Croatie-France: malgré Noah, la disette continue

AFP

La présence de Yannick Noah sur la chaise n'y a rien changé: pour la quinzième saison d'affilée, les Français ne ramèneront pas la Coupe Davis dans l'Hexagone après leur échec face à la Croatie en demi-finale, dimanche à Zadar.

La désillusion est grande. Si grande que le capitaine n'a pas voulu dire s'il serait toujours en poste l'année prochaine. L'envie est là, mais les conditions ne sont pas forcément toutes réunies. "Si tout le monde adhère, je viens avec plaisir", a-t-il dit.

Celui qui n'adhère pas pour le moment, c'est à l'évidence Gaël Monfils. Même si Noah n'a pas voulu faire du N.1 français le bouc émissaire de la défaite, son forfait à deux jours du match à cause d'une mystérieuse blessure au genou est très mal passé.

"Ne serait-ce que par respect pour ce qu'on a vécu, pour ceux qui se sont bagarrés, qui ont travaillé, qui ont chialé dans le vestiaire après, parler de Gaël ce n'est pas le moment", a-t-il dit. 

Quant à la fameuse blessure, il a avoué ne pas savoir à quoi s'en tenir. "Si je vous dis qu'il nous a plantés, ça veut dire que je pense qu'il n'est pas blessé. Je vous dis que je ne sais pas. Je veux en avoir le coeur net et pour le moment je n'ai pas eu le temps de l'appeler, je n'ai pas vu ses radios, je ne sais pas quand il va reprendre la compétition, quand il a prévu de se réentraîner, je ne peux pas répondre", a avoué le capitaine.

En revanche, Noah a été enthousiasmé par l'attitude des présents - "C'est rare de vivre des moments aussi beaux", a-t-il dit - même par celle de Richard Gasquet, qui n'a pourtant pas pesé lourd face à Marin Cilic, vainqueur en trois sets 6-3, 6-2, 7-5 dans le quatrième match décisif.

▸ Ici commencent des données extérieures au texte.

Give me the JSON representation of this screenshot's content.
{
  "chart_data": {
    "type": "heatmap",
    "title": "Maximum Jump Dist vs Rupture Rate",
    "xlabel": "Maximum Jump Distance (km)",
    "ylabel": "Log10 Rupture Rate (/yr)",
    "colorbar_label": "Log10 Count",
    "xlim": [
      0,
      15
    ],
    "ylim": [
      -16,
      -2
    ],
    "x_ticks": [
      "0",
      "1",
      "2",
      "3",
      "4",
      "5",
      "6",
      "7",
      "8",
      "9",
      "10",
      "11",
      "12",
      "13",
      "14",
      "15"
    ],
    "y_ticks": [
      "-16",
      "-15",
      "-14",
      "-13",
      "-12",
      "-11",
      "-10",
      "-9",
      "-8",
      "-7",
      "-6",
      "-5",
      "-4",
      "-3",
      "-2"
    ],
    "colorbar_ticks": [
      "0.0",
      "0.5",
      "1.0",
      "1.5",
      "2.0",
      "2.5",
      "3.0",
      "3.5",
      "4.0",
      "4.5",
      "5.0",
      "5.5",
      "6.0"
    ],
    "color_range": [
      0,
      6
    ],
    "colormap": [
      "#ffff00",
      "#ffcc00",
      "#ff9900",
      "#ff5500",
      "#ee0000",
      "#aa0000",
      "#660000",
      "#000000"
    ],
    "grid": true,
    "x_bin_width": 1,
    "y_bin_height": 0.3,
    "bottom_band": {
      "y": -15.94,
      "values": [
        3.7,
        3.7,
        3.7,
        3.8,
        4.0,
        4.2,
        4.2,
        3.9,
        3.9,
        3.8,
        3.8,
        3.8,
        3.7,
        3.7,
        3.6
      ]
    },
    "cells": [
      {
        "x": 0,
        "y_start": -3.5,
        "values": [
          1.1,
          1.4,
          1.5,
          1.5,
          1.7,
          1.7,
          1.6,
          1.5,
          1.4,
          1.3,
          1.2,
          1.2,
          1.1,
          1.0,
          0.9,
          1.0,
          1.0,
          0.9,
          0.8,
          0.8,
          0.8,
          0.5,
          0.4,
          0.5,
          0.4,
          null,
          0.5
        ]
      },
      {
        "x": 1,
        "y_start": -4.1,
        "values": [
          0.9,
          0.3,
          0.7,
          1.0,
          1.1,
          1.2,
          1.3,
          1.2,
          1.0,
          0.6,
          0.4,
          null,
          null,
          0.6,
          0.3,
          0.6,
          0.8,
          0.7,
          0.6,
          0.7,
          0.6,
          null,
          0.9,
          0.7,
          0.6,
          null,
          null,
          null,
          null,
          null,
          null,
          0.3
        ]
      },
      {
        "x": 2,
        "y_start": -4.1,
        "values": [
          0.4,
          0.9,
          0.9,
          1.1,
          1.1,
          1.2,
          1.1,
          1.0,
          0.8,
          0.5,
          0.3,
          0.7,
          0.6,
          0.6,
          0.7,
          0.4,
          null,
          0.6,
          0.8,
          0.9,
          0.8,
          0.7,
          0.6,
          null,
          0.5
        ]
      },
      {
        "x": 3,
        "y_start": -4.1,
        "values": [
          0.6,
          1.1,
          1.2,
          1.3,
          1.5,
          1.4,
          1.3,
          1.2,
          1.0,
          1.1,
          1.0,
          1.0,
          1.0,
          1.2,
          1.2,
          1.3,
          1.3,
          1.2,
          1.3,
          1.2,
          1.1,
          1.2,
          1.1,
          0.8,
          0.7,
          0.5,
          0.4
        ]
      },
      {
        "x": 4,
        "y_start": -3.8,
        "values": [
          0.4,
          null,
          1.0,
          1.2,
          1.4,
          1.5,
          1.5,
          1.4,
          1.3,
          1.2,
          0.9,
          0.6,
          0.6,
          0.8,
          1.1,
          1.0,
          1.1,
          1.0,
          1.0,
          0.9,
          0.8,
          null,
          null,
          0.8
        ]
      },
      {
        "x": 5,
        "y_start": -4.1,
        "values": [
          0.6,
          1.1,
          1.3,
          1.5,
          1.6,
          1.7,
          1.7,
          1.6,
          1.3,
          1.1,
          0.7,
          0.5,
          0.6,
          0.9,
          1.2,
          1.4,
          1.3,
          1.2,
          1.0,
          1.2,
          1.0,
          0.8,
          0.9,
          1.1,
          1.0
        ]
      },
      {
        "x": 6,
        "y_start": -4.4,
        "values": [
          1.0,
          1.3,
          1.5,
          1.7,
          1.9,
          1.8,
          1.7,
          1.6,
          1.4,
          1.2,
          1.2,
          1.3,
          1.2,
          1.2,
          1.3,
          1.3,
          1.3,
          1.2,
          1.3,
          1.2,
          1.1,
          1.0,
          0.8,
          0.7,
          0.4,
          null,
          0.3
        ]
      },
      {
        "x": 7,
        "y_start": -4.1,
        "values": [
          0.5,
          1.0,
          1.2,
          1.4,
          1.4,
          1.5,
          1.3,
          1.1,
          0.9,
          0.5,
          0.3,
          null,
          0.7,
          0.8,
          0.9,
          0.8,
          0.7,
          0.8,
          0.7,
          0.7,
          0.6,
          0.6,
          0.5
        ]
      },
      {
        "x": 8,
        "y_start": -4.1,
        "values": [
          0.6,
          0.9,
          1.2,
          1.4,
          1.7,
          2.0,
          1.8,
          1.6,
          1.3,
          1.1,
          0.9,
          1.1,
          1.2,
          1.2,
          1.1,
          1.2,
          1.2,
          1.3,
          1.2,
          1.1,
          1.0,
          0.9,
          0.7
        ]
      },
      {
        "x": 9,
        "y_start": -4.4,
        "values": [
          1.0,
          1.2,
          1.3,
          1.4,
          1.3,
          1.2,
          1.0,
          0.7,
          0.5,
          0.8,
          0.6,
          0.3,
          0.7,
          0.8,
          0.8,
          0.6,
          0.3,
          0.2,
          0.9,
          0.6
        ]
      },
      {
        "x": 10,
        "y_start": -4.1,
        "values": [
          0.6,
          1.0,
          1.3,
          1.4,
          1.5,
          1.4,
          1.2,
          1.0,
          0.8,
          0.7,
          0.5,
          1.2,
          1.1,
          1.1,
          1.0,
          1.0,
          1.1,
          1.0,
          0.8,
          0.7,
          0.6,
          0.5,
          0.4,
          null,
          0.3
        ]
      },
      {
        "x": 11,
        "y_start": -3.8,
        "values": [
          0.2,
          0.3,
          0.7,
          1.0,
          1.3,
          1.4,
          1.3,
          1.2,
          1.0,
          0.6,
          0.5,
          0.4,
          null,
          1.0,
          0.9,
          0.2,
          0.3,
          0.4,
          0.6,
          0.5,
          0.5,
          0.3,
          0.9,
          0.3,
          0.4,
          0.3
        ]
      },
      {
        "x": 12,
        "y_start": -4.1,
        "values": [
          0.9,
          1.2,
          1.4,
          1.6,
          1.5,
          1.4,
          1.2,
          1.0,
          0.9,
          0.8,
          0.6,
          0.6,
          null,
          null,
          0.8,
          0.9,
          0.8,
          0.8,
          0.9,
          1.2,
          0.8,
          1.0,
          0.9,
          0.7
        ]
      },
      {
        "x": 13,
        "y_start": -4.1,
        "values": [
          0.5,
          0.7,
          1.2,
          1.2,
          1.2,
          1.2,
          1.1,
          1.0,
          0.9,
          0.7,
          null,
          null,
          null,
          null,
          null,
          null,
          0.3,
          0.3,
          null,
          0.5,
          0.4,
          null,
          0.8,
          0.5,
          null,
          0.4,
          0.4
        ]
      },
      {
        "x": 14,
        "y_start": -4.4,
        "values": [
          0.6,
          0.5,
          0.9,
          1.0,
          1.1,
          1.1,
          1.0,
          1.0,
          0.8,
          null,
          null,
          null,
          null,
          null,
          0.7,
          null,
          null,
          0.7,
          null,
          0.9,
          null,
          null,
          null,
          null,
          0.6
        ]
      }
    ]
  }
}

Le capitaine a apprécié que le Biterrois se lance dans la fournaise sans rechigner, alors que, à court de forme après un été pourri par les blessures, il n'était même pas dans l'équipe avant les forfaits de Jo-Wilfried Tsonga, touché lui aussi au genou, et de Monfils.

"Ce n'est pas pour rien que j'étais remplaçant. Je n'étais pas au top du tout", a reconnu Gasquet, qui ne se souvenait pas d'avoir été aussi déçu après une défaite.
                  
Cilic en grand leader 
                  
Malgré toutes les circonstances atténuantes, le bilan de sportif du retour de Noah, rappelé l'automne dernier à la place d'Arnaud Clément, est maigre: deux victoires contre des adversaires diminués, le Canada sans Milos Raonic et la République tchèque sans Tomas Berdych, et une défaite contre la Croatie. Si Noah devait s'en aller, on retiendrait surtout de son troisième mandat qu'il a convaincu la Fédération d'organiser pour la première fois un match outre-mer, en Guadeloupe, en mars.

Sur le terrain, l'"effet Noah" tant espéré n'a pas produit de miracle à Zadar. Avec un Lucas Pouille inexpérimenté et un Gasquet loin de son meilleur niveau, il aurait fallu que les joueurs se subliment, mais les mots du capitaine n'y ont pas suffi.

Ils n'ont pu compenser l'absence d'un grand leader, comme Marin Cilic l'a été pour la Croatie, qui affrontera l'Argentine dans une finale inédite. Le N.11 mondial, champion de l'US Open en 2014, a gagné ses deux simples et le double avec Ivan Dodig contre la paire Pierre-Hugues Herbert/Nicolas Mahut, pourtant N.1 mondiale. Ce fut le tournant du match. Son week-end de rêve a prouvé que pour briller en Coupe Davis, il est plus rentable d'avoir un vrai cador qu'un grand capitaine et plusieurs joueurs simplement bons.

"Cilic a joué en champion. Quand je vois son dévouement pendant trois jours, c'est une leçon", a dit Noah.